Ce magistrat a rendu compte des plaidoiries dans le délibéré de la cour, composée de :
Monsieur Etienne BECH, Président de Chambre
Monsieur Olivier BEAUDIER, Conseiller
Monsieur Jacques LAFOSSE, Conseiller
Greffier, lors des débats : Mademoiselle Morgane PETELICKI
ARRÊT :
Contradictoire
Prononcé publiquement par mise à disposition de l’arrêt au greffe de la cour, les parties en ayant été préalablement avisées dans les conditions prévues au deuxième alinéa de l’article 450 du code de procédure civile ;
Signé par Monsieur Etienne BECH, Président de Chambre, et par Mademoiselle Morgane PETELICKI, Greffier, auquel la minute de la décision a été remise par le magistrat signataire.
Vu le jugement du conseil des prud’hommes de METZ en date du 27 janvier 2015 ;
Vu la déclaration d’appel de Madame B C en date du 10 février 2015 ;
Vu les conclusions de Madame B C en date du 21 septembre 2015, déposées le 23 septembre 2015 ;
Vu les conclusions de la SAS CENTER PARCS RESORTS FRANCE en date du 8 janvier 2016 déposées le 13 janvier 2016 ;
EXPOSE DU LITIGE
Suivant contrat de travail à durée indéterminée en date du 17 mai 2010, Madame B C a été engagée à temps partiel par la SAS CENTER PARCS RESORTS FRANCE, en qualité d’agent technique de nettoyage (statut employé). Ce contrat de travail a fait l’objet de trois avenants postérieurs, successivement datés des 31 mai 2010, 4 octobre 2010 et 1er septembre 2011, modifiant la dure du temps de travail.
Le contrat de travail de Madame B C est régi par les dispositions de la convention collective nationale de l’immobilier en date du 9 septembre 1988.
Par lettre du 3 septembre 2013, la SAS CENTER PARCS RESORTS France a notifié à Madame B C son licenciement pour faute grave.
Par jugement en date du 27 janvier 2015, le conseil des prud’hommes de METZ a dit que le licenciement de Madame B C reposait sur la faute grave et a en conséquence débouté celle-ci de ses demandes formées au titre des indemnités de rupture et des frais irrépétibles de procédure. La SAS CENTER PARCS RESORTS FRANCE a été également déboutée de sa demande formée au titre de l’article 700 du code de procédure civile.
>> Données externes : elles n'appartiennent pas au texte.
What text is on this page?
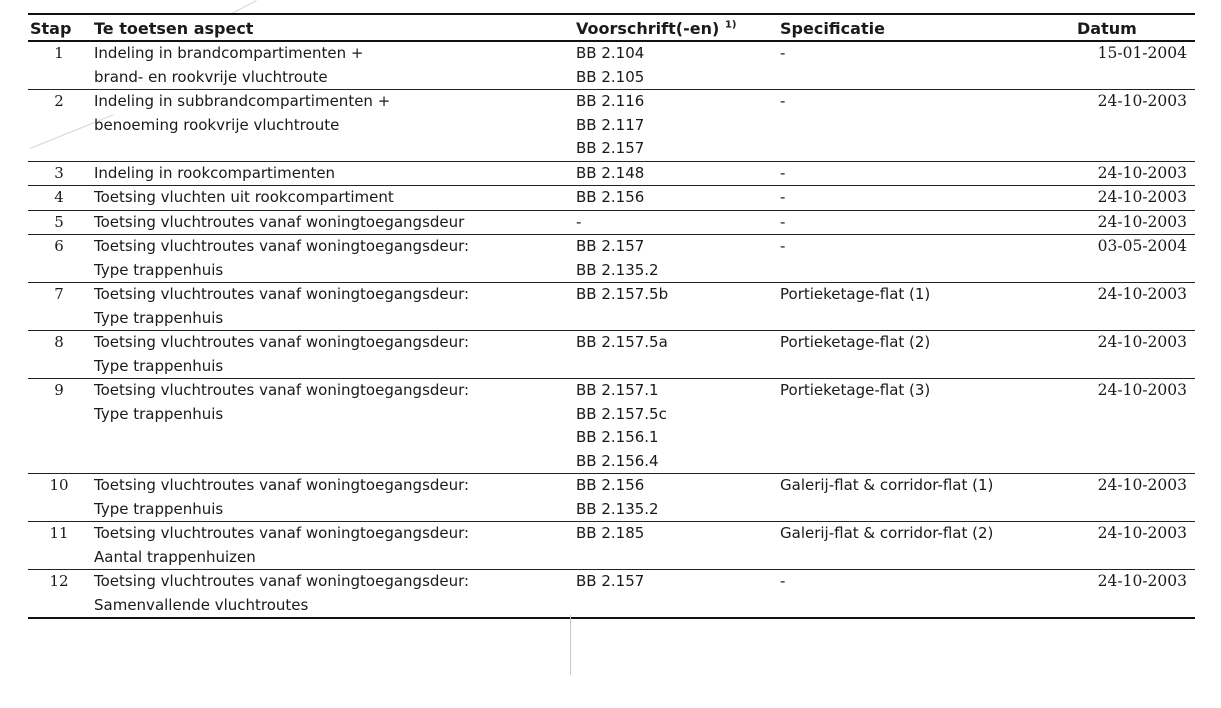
Stap	Te toetsen aspect	Voorschrift(-en) $^{1)}$	Specificatie	Datum
1	Indeling in brandcompartimenten +
brand- en rookvrije vluchtroute	BB 2.104
BB 2.105	-	15-01-2004
2	Indeling in subbrandcompartimenten +
benoeming rookvrije vluchtroute	BB 2.116
BB 2.117
BB 2.157	-	24-10-2003
3	Indeling in rookcompartimenten	BB 2.148	-	24-10-2003
4	Toetsing vluchten uit rookcompartiment	BB 2.156	-	24-10-2003
5	Toetsing vluchtroutes vanaf woningtoegangsdeur	-	-	24-10-2003
6	Toetsing vluchtroutes vanaf woningtoegangsdeur:
Type trappenhuis	BB 2.157
BB 2.135.2	-	03-05-2004
7	Toetsing vluchtroutes vanaf woningtoegangsdeur:
Type trappenhuis	BB 2.157.5b	Portieketage-flat (1)	24-10-2003
8	Toetsing vluchtroutes vanaf woningtoegangsdeur:
Type trappenhuis	BB 2.157.5a	Portieketage-flat (2)	24-10-2003
9	Toetsing vluchtroutes vanaf woningtoegangsdeur:
Type trappenhuis	BB 2.157.1
BB 2.157.5c
BB 2.156.1
BB 2.156.4	Portieketage-flat (3)	24-10-2003
10	Toetsing vluchtroutes vanaf woningtoegangsdeur:
Type trappenhuis	BB 2.156
BB 2.135.2	Galerij-flat & corridor-flat (1)	24-10-2003
11	Toetsing vluchtroutes vanaf woningtoegangsdeur:
Aantal trappenhuizen	BB 2.185	Galerij-flat & corridor-flat (2)	24-10-2003
12	Toetsing vluchtroutes vanaf woningtoegangsdeur:
Samenvallende vluchtroutes	BB 2.157	-	24-10-2003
Par conclusions sus-visées et reprises à l’audience, Madame B C demande d’infirmer le jugement entrepris, et de dire son licenciement sans cause réelle et sérieuse. Elle demande de condamner la SAS CENTER PARCS RESORTS FRANCE à lui payer les sommes suivantes :
— 20.000 €, à titre de dommages-intérêts pour licenciement abusif,
— 1.200 €, à titre de préavis,
— 2.000 €, à titre d’indemnité de licenciement,
— 2.000 €, en application de l’article 700 du code de procédure civile,
Par conclusions sus-visées et reprises à l’audience, la SAS CENTER PARCS RESORTS France demande, à titre principal, de confirmer le jugement entrepris, en toutes ses dispositions et de débouter la salariée de toutes ses demandes. Elle demande subsidiairement de limiter le montant des dommages-intérêts, alloués pour licenciement abusif, à six mois de salaire, soit à la somme de 6.894,52 €, et celui de l’indemnité de licenciement à la somme de 1.244,84 €.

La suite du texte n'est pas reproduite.